|A dinosaur track|
One place they turned up unexpectedly was St. George, Utah, when a local optometrist, Dr. Sheldon Johnson, was leveling ground to develop his property. A dinosaur track turned up while he was operating excavation equipment one day in 2000.
|A dinosaur foot|
Paleontologists and volunteers headed to the Johnson farm to work on track recovery. Before they were finished, thousands of tracks and other fossils were to be uncovered.
Some of those tracks can be seen today at the St. George Dinosaur Discovery Site at Johnson Farm.
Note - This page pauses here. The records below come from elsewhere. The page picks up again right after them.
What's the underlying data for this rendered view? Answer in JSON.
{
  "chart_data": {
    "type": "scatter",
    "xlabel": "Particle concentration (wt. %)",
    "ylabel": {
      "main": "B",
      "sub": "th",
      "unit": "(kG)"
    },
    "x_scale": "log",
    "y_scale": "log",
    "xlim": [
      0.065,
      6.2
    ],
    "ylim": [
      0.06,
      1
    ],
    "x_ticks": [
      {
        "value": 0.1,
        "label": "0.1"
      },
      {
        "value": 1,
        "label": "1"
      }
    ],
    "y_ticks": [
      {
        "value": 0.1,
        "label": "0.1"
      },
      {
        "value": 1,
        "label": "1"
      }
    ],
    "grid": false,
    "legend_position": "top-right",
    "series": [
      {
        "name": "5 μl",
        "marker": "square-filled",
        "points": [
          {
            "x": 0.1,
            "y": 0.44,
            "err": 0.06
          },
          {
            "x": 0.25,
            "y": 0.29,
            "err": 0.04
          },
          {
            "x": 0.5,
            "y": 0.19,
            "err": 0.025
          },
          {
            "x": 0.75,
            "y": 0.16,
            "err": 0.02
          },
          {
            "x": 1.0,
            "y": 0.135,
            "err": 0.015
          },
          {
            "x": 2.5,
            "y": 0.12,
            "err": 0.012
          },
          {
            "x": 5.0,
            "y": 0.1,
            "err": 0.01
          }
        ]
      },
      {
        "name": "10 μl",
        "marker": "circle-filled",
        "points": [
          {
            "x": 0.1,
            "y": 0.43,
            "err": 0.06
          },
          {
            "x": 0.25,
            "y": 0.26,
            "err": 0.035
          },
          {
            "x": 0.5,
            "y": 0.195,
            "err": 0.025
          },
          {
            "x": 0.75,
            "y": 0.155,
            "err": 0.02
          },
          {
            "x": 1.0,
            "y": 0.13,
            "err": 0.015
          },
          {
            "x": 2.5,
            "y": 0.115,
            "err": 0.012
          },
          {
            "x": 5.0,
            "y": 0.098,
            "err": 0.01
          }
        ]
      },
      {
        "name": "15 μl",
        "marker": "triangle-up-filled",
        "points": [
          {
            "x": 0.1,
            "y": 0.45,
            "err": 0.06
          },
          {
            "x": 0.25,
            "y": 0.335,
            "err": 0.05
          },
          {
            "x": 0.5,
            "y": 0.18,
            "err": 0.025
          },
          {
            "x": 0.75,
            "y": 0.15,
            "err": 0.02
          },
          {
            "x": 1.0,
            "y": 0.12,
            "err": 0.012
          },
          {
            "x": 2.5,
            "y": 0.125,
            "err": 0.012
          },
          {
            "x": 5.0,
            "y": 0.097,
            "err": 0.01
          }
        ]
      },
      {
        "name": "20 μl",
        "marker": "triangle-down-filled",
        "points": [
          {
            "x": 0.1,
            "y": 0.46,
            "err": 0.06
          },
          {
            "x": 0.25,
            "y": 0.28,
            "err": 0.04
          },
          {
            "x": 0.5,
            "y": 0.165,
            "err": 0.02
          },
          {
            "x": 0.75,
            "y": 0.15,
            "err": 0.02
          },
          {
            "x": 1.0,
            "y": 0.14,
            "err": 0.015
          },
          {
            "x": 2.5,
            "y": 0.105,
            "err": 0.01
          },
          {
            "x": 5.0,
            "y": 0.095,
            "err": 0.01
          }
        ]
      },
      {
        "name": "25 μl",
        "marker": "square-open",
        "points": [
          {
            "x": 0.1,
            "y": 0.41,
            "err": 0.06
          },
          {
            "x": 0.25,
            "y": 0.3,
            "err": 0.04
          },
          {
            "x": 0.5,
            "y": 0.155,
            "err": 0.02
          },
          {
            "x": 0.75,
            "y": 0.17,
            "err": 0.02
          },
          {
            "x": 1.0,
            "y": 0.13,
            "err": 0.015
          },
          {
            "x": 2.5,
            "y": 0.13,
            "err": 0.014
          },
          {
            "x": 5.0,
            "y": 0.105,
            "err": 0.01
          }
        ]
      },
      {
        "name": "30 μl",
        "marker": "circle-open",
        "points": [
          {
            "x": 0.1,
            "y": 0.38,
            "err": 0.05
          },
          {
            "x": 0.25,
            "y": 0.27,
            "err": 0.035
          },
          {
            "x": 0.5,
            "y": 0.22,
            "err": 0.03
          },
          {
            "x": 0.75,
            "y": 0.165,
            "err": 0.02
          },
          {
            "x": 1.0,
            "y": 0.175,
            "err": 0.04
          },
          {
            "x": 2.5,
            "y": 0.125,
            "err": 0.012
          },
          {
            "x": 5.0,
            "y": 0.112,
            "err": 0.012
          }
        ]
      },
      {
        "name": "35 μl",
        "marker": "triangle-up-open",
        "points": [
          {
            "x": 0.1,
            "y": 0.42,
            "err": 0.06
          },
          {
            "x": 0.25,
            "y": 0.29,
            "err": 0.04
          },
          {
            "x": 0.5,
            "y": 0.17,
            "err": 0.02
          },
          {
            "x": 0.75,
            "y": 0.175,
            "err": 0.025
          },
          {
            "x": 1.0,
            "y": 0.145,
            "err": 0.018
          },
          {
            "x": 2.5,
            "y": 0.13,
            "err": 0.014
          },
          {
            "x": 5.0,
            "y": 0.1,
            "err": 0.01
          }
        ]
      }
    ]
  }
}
At one time, the Johnson farm was covered by Dixie Lake, a prehistoric lake from the early Jurassic period. Dinosaur swim tracks also turned up and are on display at the museum. Work is continuing on restoring the finds; visitors can watch technicians work on the specimens through a large glass window into the laboratory.
The Dinosaur Tracks museum is very kid=friendly. There’s an education room where tools used by paleontologists are displayed. The room also contains wooden jigsaw puzzles of dinosaurs, and a special coloring area for kids to work with dinosaur outlines. Almost all of the tracks on display in the museum are marked “do not touch,” but a few say, “It’s OK to touch.”
a dinosaur bone
Outside, there’s a large sandbox with sand pails and shovels that kids can use to turn up dinosaur “tracks”. A waist-level sandbox has brushes for people to clear away the sand as they search for “bones.”
Dinosaur Tracks is located at 2180 E. Riverside Drive. The museum is closed Sundays and holidays during the winter. It is open seven days a week, including holidays in the summer. Admission is charged.